Day 4 and it still doesn’t feel real. I miss you more than I could even have imagined. Time passes by and I can’t feel anything except the agony. I still have so many questions, I don’t understand. If you love me, how can you let me go? I need you back, but the old you, who really loved me and wanted me. I just want you to want me more than anything. I need my best friend, I need to touch you, feel you, smell you, hear you, kiss you. It’s too much. I need you. Love of my life, come back, please come back.
And just like that you forgot how much it hurts. They don’t show the part where you’re considering killing yourself in romantic comedies?. It’s like something is stabbing my heart. I want something to take the pain away, anything, please. I feel like I’m going to vomit and the constant ebbing flow of tears is dehydrating my entire body. I wonder if I’ll ever feel okay again. That slight chance he’ll come back is lingering, and giving me an anxiety attack, I want it. I need it. But even if he does, will things ever be the same? I’m going to be in constant fear that if I even have so much as an emotion, he’ll leave me. I’ll fuck him day and night, because I’m scared if I don’t, he’ll want it somewhere else. I’ll smile every damn second of the day. I’ll give him his space, to be with his boys. I’ll let him do drugs and play the drums until his heart is content. But I know, that somehow in this deep dark world of letting him do whatever he wants, I’m going to lose myself. I’m going to become someone I don’t know. I’m going to become a girl who gets fucked over at every second, a girl who lets her man do whatever the fuck he wants to her, I’m gonna become a slave. But slavery is a small price to pay. The thing is being in love will make you do some weird shit. I would rather lose myself in a man who isn’t even sure about me, than to be without him. I would rather bend over backwards for a man who probably doesn’t deserve me, than be alone. This startling, gut wrenching, pain of a heart break is enough to make you do things you never thought you would do. Being dumped will make you crazy.

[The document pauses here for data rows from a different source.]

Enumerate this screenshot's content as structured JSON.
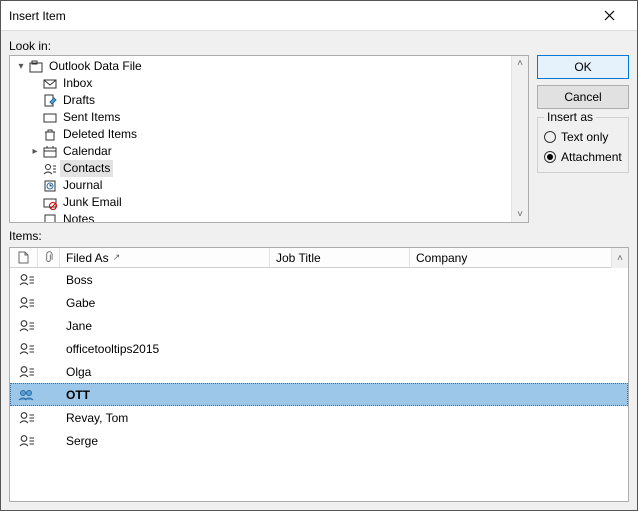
{
  "window": {
    "title": "Insert Item"
  },
  "labels": {
    "look_in": "Look in:",
    "items": "Items:"
  },
  "buttons": {
    "ok": "OK",
    "cancel": "Cancel"
  },
  "insert_as": {
    "legend": "Insert as",
    "text_only": "Text only",
    "attachment": "Attachment",
    "selected": "attachment"
  },
  "tree": {
    "root": "Outlook Data File",
    "nodes": [
      {
        "label": "Inbox"
      },
      {
        "label": "Drafts"
      },
      {
        "label": "Sent Items"
      },
      {
        "label": "Deleted Items"
      },
      {
        "label": "Calendar",
        "expandable": true
      },
      {
        "label": "Contacts",
        "selected": true
      },
      {
        "label": "Journal"
      },
      {
        "label": "Junk Email"
      },
      {
        "label": "Notes"
      }
    ]
  },
  "columns": {
    "filed_as": "Filed As",
    "job_title": "Job Title",
    "company": "Company"
  },
  "items": [
    {
      "type": "contact",
      "filed_as": "Boss"
    },
    {
      "type": "contact",
      "filed_as": "Gabe"
    },
    {
      "type": "contact",
      "filed_as": "Jane"
    },
    {
      "type": "contact",
      "filed_as": "officetooltips2015"
    },
    {
      "type": "contact",
      "filed_as": "Olga"
    },
    {
      "type": "dl",
      "filed_as": "OTT",
      "selected": true
    },
    {
      "type": "contact",
      "filed_as": "Revay, Tom"
    },
    {
      "type": "contact",
      "filed_as": "Serge"
    }
  ]
}
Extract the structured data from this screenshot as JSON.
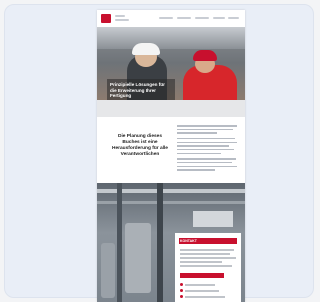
{
  "hero": {
    "caption": "Prinzipielle Lösungen für die Erweiterung Ihrer Fertigung"
  },
  "section": {
    "headline": "Die Planung dieses Buches ist eine Herausforderung für alle Verantwortlichen"
  },
  "box": {
    "title": "KONTAKT"
  },
  "colors": {
    "brand": "#c8102e",
    "card_background": "#e9eef7"
  }
}
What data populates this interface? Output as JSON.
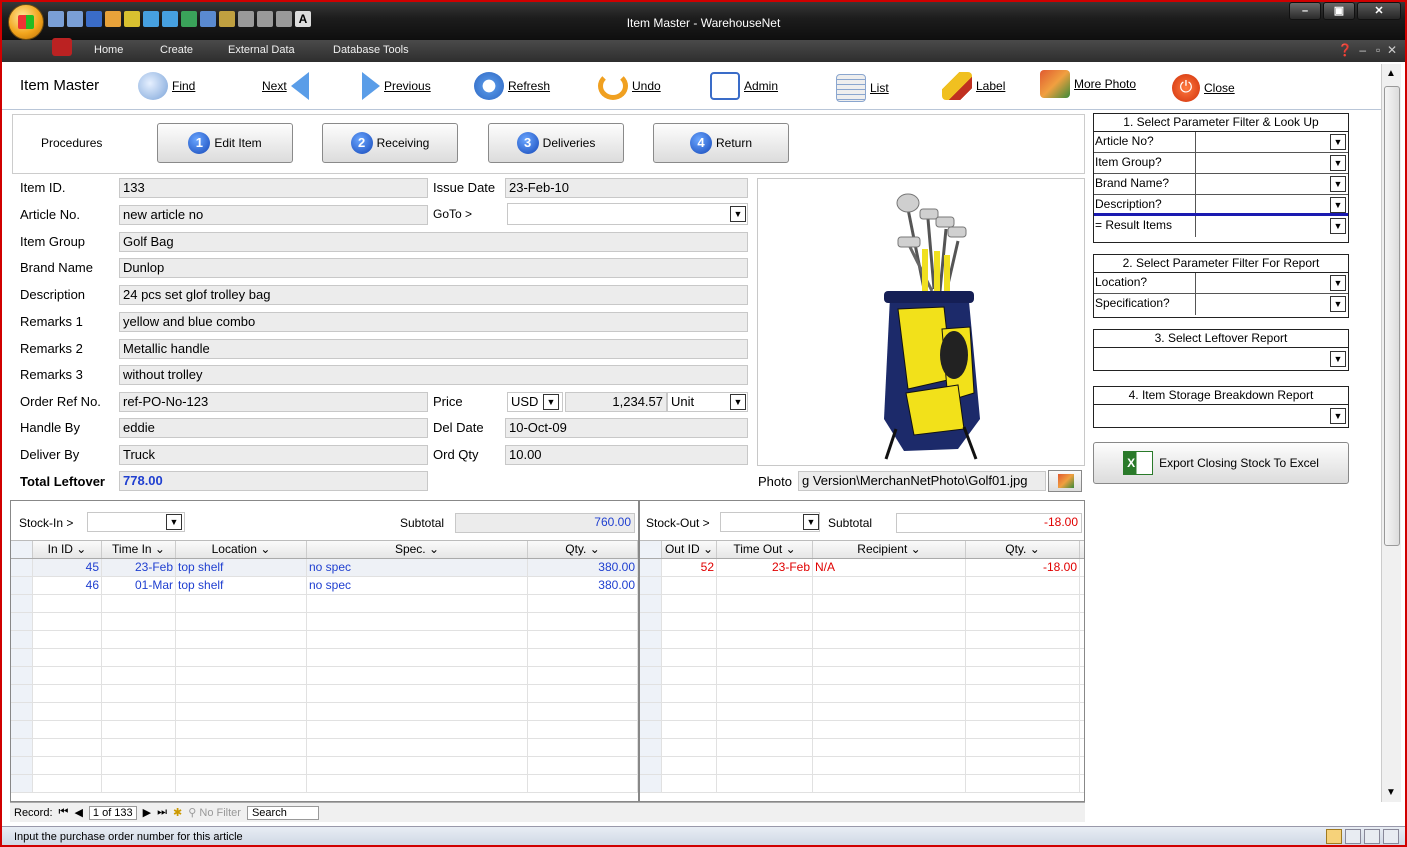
{
  "window": {
    "title": "Item Master - WarehouseNet"
  },
  "ribbon_tabs": [
    "Home",
    "Create",
    "External Data",
    "Database Tools"
  ],
  "toolbar": {
    "form_title": "Item Master",
    "find": "Find",
    "next": "Next",
    "previous": "Previous",
    "refresh": "Refresh",
    "undo": "Undo",
    "admin": "Admin",
    "list": "List",
    "label": "Label",
    "more_photo": "More Photo",
    "close": "Close"
  },
  "procedures": {
    "label": "Procedures",
    "buttons": [
      {
        "num": "1",
        "label": "Edit Item"
      },
      {
        "num": "2",
        "label": "Receiving"
      },
      {
        "num": "3",
        "label": "Deliveries"
      },
      {
        "num": "4",
        "label": "Return"
      }
    ]
  },
  "item": {
    "labels": {
      "item_id": "Item ID.",
      "article_no": "Article No.",
      "item_group": "Item Group",
      "brand_name": "Brand Name",
      "description": "Description",
      "remarks1": "Remarks 1",
      "remarks2": "Remarks 2",
      "remarks3": "Remarks 3",
      "order_ref": "Order Ref No.",
      "handle_by": "Handle By",
      "deliver_by": "Deliver By",
      "total_leftover": "Total Leftover",
      "issue_date": "Issue Date",
      "goto": "GoTo >",
      "price": "Price",
      "del_date": "Del Date",
      "ord_qty": "Ord Qty",
      "photo": "Photo"
    },
    "item_id": "133",
    "article_no": "new article no",
    "item_group": "Golf Bag",
    "brand_name": "Dunlop",
    "description": "24 pcs set glof trolley bag",
    "remarks1": "yellow and blue combo",
    "remarks2": "Metallic handle",
    "remarks3": "without trolley",
    "order_ref": "ref-PO-No-123",
    "handle_by": "eddie",
    "deliver_by": "Truck",
    "total_leftover": "778.00",
    "issue_date": "23-Feb-10",
    "goto": "",
    "currency": "USD",
    "price": "1,234.57",
    "unit": "Unit",
    "del_date": "10-Oct-09",
    "ord_qty": "10.00",
    "photo_path": "g Version\\MerchanNetPhoto\\Golf01.jpg"
  },
  "right_panel": {
    "section1": {
      "title": "1. Select Parameter Filter & Look Up",
      "rows": [
        "Article No?",
        "Item Group?",
        "Brand Name?",
        "Description?"
      ],
      "result": "= Result Items"
    },
    "section2": {
      "title": "2. Select Parameter Filter For Report",
      "rows": [
        "Location?",
        "Specification?"
      ]
    },
    "section3": {
      "title": "3. Select Leftover Report"
    },
    "section4": {
      "title": "4. Item Storage Breakdown Report"
    },
    "export_button": "Export Closing Stock To Excel"
  },
  "stock_in": {
    "label": "Stock-In >",
    "subtotal_label": "Subtotal",
    "subtotal": "760.00",
    "columns": [
      "In ID",
      "Time In",
      "Location",
      "Spec.",
      "Qty."
    ],
    "rows": [
      {
        "id": "45",
        "time": "23-Feb",
        "location": "top shelf",
        "spec": "no spec",
        "qty": "380.00"
      },
      {
        "id": "46",
        "time": "01-Mar",
        "location": "top shelf",
        "spec": "no spec",
        "qty": "380.00"
      }
    ]
  },
  "stock_out": {
    "label": "Stock-Out >",
    "subtotal_label": "Subtotal",
    "subtotal": "-18.00",
    "columns": [
      "Out ID",
      "Time Out",
      "Recipient",
      "Qty."
    ],
    "rows": [
      {
        "id": "52",
        "time": "23-Feb",
        "recipient": "N/A",
        "qty": "-18.00"
      }
    ]
  },
  "record_nav": {
    "label": "Record:",
    "position": "1 of 133",
    "filter": "No Filter",
    "search": "Search"
  },
  "status": {
    "text": "Input the purchase order number for this article"
  },
  "colors": {
    "accent_blue": "#1f3fd0",
    "negative_red": "#e00000",
    "frame_red": "#d00000"
  }
}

I don’t know how I can be filled with so much sadness at one time. The sun is rising and setting everyday, I have people I love surrounding me, but all I feel is sadness. It’s not poetic, it’s not romantic, it’s not dark, it’s sad. Being depressed is sad. I can look at the person I love and feel nothing. I can have hurtful things said to me, and feel nothing. I can look at all the beauty in the world, and feel nothing. That’s what depression does to you, it makes you feel nothing, nothing other than the pain you already feel beating inside your chest. The pain that pushes away your loved ones, makes you perform at a startling low rate, makes you be unbearable to be around. Why is it that sadness forces people to turn around and run? No one wants to deal with it. It’s contagious, everyone thinks if they’re around sadness too long that they will be infected with it too. They’re not wrong. Sadness has a way of latching onto people and sucking all the bright and cheerful out of them. Sadness is not my friend.